I have written too much above maybe. Whenever think of early childhood education I always have too much to share just like I did during APLP. That is my passion, my dream. I believe I am working for a better world for our children.

Tuesday, July 14, 2015

A Whole New World!


Being in the Middle East is still like a dream - A region I have never planned for living. After 2 months in Abu Dhabi, UAE, I would say, except the extreme heat, I am very well.

After graduation in last August, I had a one-week train trip across the US from Chicago to San Francisco. It was surprisingly a fantastic journey though at first I was quite disappointed as it was planned with a friend but got cancelled by her at last minute. I still decided to go, just to make my mind clearer about post-graduate life - I had no job offer yet, I did not know where to live (got kicked off from student apartment), and I had no idea to stay or leave the US...
                                (Graduation Commencement)

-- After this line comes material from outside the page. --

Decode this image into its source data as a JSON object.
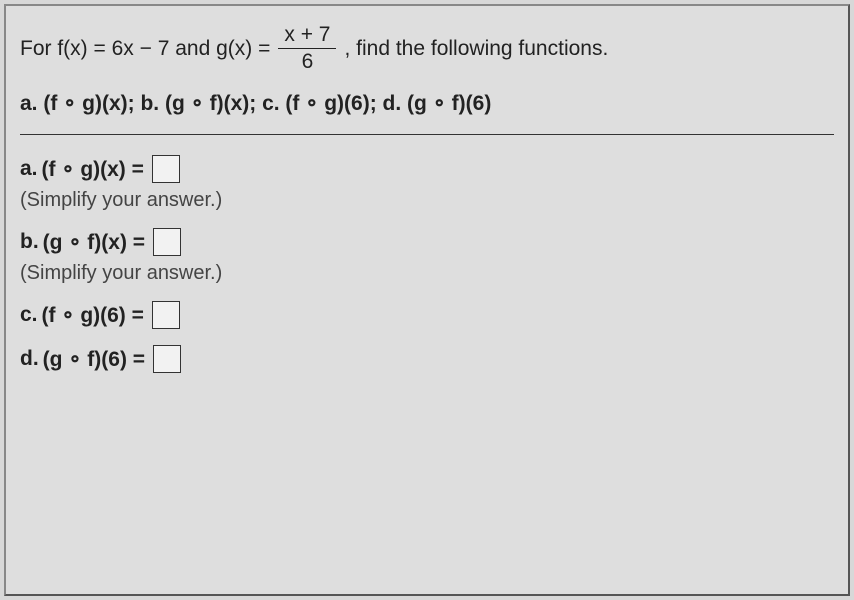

Life is just like a journey, You might miss some views here, but as long as you keep going, there will be other views that excites you. Coming back from the train trip, I immediately got a job offer from the NYC Department of Education, which I had tried time after time before I graduated and almost gave it up. I then moved from Manhattan to Brooklyn where my office locates and worked for 7 months until this March.

I had always expected to work in the UN so when I got an internship opportunity in the UN Bangkok, I quickly decided to leave the government job as well as the US and to embrace UN!
                                (Tuk-tuk in Thailand, saying Aloha!!)

March, I left the US where I lived for 2 years and got back home to China.
April, I had a very short-term period but wonderful internship experience (of course with train trips here and there) in Bangkok, Thailand.
May, I got my current job offer at International Renewable Energy Agency and moved to Abu Dhabi, UAE.
                                (View outside of my office)

In the past half a year, I had spent 3 New Years: January 1st, Lunar's new year, and Songkran which is Thai new year. With all of the new years' good wishes, I am expecting more journeys in my next half a year which will start with Masai Mara, Kenya in late July! My first time to Africa.

I continue to miss G12 APLP Ohana and wish a big reunion in the near future! Until then, please be well and be happy.